Cranial sutures as tools to infer skull function in fossil fish and amphibians: An experimental approach using the extant fish Polypterus

Can functional information be extracted from the morphology of cranial sutures in fossil organisms? Experimental work on extant reptiles and mammals suggests that cranial suture morphology is determined, in part, by the stresses that act on the skull during life. Although some paleontological studies have attempted to use sutures to infer function in fossil fish and amphibians, these works use correlations of suture form and function derived from extant mammals, and do not include experiments on more closely related extant analogues. In this series of studies, I quantify sutural morphology across the fish-amphibian transition, and, using results from strain gage experiments I conducted on the extant fish Polypterus, make functional interpretations of changes in suture shape during this important evolutionary transition.; In Chapter 1, I review the literature on experimental studies directed towards understanding the link between suture form and function.

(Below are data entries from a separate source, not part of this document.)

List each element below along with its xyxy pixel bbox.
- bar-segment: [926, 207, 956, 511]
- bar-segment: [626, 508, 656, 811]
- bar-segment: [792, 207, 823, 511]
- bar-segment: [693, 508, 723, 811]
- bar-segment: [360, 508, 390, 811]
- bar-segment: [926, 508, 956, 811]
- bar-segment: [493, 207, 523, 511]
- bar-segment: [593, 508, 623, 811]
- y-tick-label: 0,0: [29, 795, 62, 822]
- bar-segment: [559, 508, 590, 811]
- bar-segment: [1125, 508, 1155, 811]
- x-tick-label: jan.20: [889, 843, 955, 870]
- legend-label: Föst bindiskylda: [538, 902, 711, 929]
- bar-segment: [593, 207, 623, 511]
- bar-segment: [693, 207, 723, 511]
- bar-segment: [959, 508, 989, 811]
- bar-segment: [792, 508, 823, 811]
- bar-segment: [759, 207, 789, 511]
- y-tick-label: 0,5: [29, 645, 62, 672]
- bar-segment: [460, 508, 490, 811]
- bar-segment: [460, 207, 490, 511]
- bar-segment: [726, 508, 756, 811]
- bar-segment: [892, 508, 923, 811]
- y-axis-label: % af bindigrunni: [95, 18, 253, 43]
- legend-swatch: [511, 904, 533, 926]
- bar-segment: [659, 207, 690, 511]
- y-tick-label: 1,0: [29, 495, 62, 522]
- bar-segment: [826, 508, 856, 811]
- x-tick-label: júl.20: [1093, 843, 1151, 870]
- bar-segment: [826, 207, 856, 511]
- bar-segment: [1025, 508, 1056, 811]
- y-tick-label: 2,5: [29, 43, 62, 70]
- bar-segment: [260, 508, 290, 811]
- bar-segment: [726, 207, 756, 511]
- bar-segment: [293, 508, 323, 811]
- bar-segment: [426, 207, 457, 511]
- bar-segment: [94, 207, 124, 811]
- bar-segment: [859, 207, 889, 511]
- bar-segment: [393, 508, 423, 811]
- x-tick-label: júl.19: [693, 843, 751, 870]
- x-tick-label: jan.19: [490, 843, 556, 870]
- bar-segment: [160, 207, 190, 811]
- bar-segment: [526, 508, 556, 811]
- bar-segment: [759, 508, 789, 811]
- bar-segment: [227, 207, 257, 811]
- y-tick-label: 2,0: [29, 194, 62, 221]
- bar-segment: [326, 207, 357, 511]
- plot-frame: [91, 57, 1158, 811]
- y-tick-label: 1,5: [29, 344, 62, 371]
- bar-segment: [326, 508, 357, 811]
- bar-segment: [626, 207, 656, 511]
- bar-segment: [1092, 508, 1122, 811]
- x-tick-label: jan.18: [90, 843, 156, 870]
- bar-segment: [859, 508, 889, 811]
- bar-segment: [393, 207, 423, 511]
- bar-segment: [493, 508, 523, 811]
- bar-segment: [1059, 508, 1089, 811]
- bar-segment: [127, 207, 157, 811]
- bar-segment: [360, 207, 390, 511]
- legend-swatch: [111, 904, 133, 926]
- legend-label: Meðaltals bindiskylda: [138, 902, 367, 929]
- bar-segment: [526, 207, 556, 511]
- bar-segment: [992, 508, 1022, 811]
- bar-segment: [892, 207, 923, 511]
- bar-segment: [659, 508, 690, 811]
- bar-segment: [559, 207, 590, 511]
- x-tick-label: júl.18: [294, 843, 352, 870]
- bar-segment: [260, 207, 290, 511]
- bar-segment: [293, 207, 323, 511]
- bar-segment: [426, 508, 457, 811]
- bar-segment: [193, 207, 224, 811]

Analyses of extant taxa using in vivo and in vitro methods are discussed, as well as paleontological interpretations of cranial suture shape in fossil vertebrates.; Chapters 2 and 3 focus on suture deformation during feeding and suture shape in the extant fish Polypterus. In Chapter 2, I demonstrate experimentally that sutures in fish exhibit correlations between morphology and function similar to mammalian sutures. Specifically, flat-edged sutures in Polypterus experience tension, while interlocking sutures are loaded in compression. These are the first experiments to measure suture function in fish. In Chapter 3, I present a series of metrics for quantifying suture shape in Polypterus that can be used to rigorously link suture shape and response to loading.; In Chapter 4, I apply this series of metrics that capture suture morphology, and the observed correlations between suture form and function in Polypterus, to fossil taxa that span the fish-amphibian transition. Terrestrial as well as aquatic amphibians are included so that the effect of feeding type on suture morphology can be assessed. These results suggest that the early aquatic amphibian Acanthostega may have been capable of capturing prey on land, based on its sutural morphology.; In Chapter 5, I discuss the implications of this work for paleontological studies of skull function, and present an agenda for future research.